Le grand responsable de la lutte contre le crime organisé de la Sûreté du Québec (SQ) vient d'être embauché par la firme SNC-Lavalin, tout en demeurant employé du corps de police, a appris La Presse.

Un bon coup pour SNC - ciblée par des enquêtes de l'Unité permanente anticorruption (UPAC) à la suite du scandale du Centre universitaire de santé McGill et de la Gendarmerie royale du Canada (GRC) -, mais une source de malaise dans le monde policier.

L'inspecteur Lino Maurizio, qui compte 21 ans de service, était jusqu'à tout récemment intégré à la «Grande fonction des enquêtes criminelles», en tant que chef de la lutte contre le crime organisé.

Le 2 décembre, il a troqué son uniforme de policier pour celui de «chef des enquêtes» au sein de la firme SNC-Lavalin. Une embauche que la société n'a pas rendue publique.

«M. Maurizio apportera à SNC-Lavalin son expérience et ses connaissances en matière d'éthique, de conformité et d'enquêtes», a écrit Lilly Nguyen dans un courriel à La Presse.

Retraite dans un an

Ce haut dirigeant a conclu une entente avec la direction générale de la SQ afin que sa retraite ne soit en vigueur que le 4 décembre 2014. Concrètement, il est donc toujours employé de la Sûreté, mais en congé sans solde pendant un an, comme prévu dans les «conditions relatives à l'exercice des fonctions des officiers de la SQ».

Selon nos sources, ce cas de figure particulier dans lequel se trouve Lino Maurizio a suscité - et suscite encore - des questionnements au quartier général de la rue Parthenais.

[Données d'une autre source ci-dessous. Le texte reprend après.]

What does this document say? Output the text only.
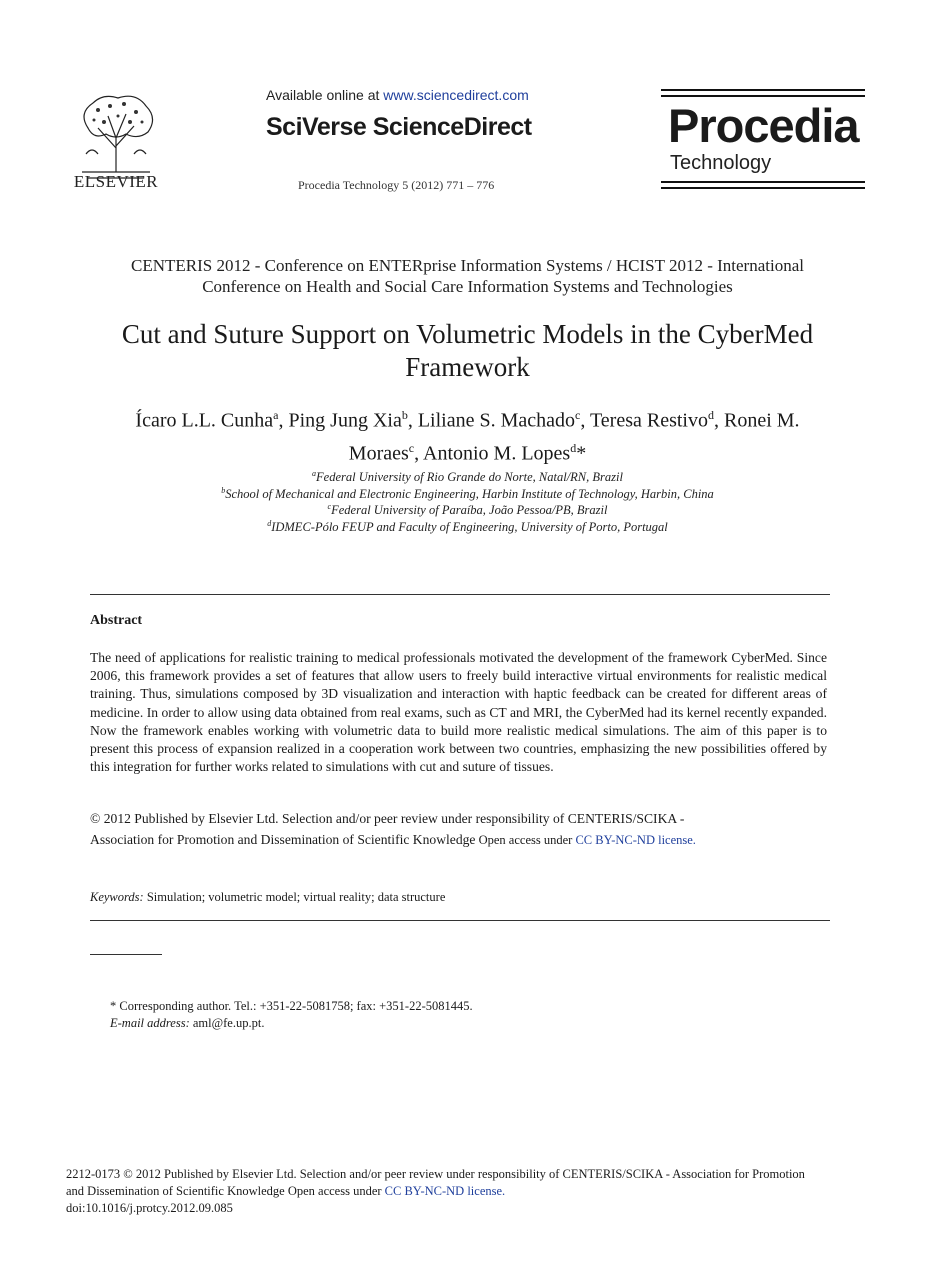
ELSEVIER
Available online at www.sciencedirect.com
SciVerse ScienceDirect
Procedia Technology 5 (2012) 771 – 776
Procedia
Technology
CENTERIS 2012 - Conference on ENTERprise Information Systems / HCIST 2012 - International
Conference on Health and Social Care Information Systems and Technologies
Cut and Suture Support on Volumetric Models in the CyberMed
Framework
Ícaro L.L. Cunha$^a$, Ping Jung Xia$^b$, Liliane S. Machado$^c$, Teresa Restivo$^d$, Ronei M.
Moraes$^c$, Antonio M. Lopes$^d$*
$^a$Federal University of Rio Grande do Norte, Natal/RN, Brazil
$^b$School of Mechanical and Electronic Engineering, Harbin Institute of Technology, Harbin, China
$^c$Federal University of Paraíba, João Pessoa/PB, Brazil
$^d$IDMEC-Pólo FEUP and Faculty of Engineering, University of Porto, Portugal
Abstract
The need of applications for realistic training to medical professionals motivated the development of the framework CyberMed. Since 2006, this framework provides a set of features that allow users to freely build interactive virtual environments for realistic medical training. Thus, simulations composed by 3D visualization and interaction with haptic feedback can be created for different areas of medicine. In order to allow using data obtained from real exams, such as CT and MRI, the CyberMed had its kernel recently expanded. Now the framework enables working with volumetric data to build more realistic medical simulations. The aim of this paper is to present this process of expansion realized in a cooperation work between two countries, emphasizing the new possibilities offered by this integration for further works related to simulations with cut and suture of tissues.
© 2012 Published by Elsevier Ltd. Selection and/or peer review under responsibility of CENTERIS/SCIKA -
Association for Promotion and Dissemination of Scientific Knowledge Open access under CC BY-NC-ND license.
Keywords: Simulation; volumetric model; virtual reality; data structure
* Corresponding author. Tel.: +351-22-5081758; fax: +351-22-5081445.
E-mail address: aml@fe.up.pt.
2212-0173 © 2012 Published by Elsevier Ltd. Selection and/or peer review under responsibility of CENTERIS/SCIKA - Association for Promotion
and Dissemination of Scientific Knowledge Open access under CC BY-NC-ND license.
doi:10.1016/j.protcy.2012.09.085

La direction de la Sûreté du Québec semble néanmoins confiante par rapport au cas Maurizio. Le nécessaire aurait été fait afin d'éviter tout soupçon de conflit d'intérêt ou de fuite d'informations sensibles, assure-t-on, dès que M. Maurizio a signifié son intention de se joindre à cette firme d'ingénierie qui fait l'objet d'une enquête policière.

On aurait même supprimé ses accès aux banques de données.

Son statut de «congé sans solde» lui assure toutefois de pouvoir revenir en cas de besoin à la SQ d'ici décembre 2014, date de son départ à la retraite.

«Nous avons pris des mesures et fait des vérifications, y compris au niveau de la Loi sur la police, confirme le lieutenant Michel Brunet. De plus, M. Maurizio n'a jamais été impliqué dans des enquêtes telles que celles traitées par l'UPAC.»

Pas d'accréditation de l'AMF

Cette embauche-surprise survient alors que la firme d'ingénierie montréalaise tente toujours d'obtenir son accréditation auprès de l'Autorité des marchés financiers (AMF). Cette accréditation est accordée ou refusée à la suite d'une enquête menée par l'UPAC et la Sûreté du Québec.

Or, à ce jour, SNC-Lavalin n'a toujours pas obtenu ce feu vert de l'AMF pour avoir le droit de soumissionner aux contrats publics québécois supérieurs à 10 millions.

«Leur dossier est toujours à l'étude, confirme Sylvain Théberge, de l'AMF. Nous attendons aussi la recommandation de l'UPAC les concernant.»

Une centaine de sociétés et filiales du groupe sont aussi bannies pour 10 ans des contrats attribués par la Banque mondiale, à la suite d'un scandale de corruption au Bangladesh. Cinq personnes, presque toutes des ex-employés de SNC, ont déjà été arrêtées et accusées par la GRC dans le cadre de cette enquête à la portée internationale.

La firme SNC compte-t-elle donc aussi sur l'arrivée de Lino Maurizio pour convaincre l'AMF de sa bonne volonté et la sortir du purgatoire?

«M. Maurizio sera en charge, avec son équipe, de contribuer à la mise en place du programme de conformité permettant à SNC-Lavalin de devenir un chef de file en matière d'éthique et de conformité, écrit Lilly Nguyen. SNC-Lavalin est confiante dans les mesures éthiques qu'elle a prises jusqu'à présent.»

L'inspecteur Lino Maurizio a occupé plusieurs fonctions à la Sûreté du Québec où, en haut lieu, on le considère comme un «excellent gestionnaire». Au cours des dernières années, il a notamment dirigé l'Unité mixte d'enquête sur le crime organisé autochtone (UMECO-A), avant de quitter ses fonctions en 2011.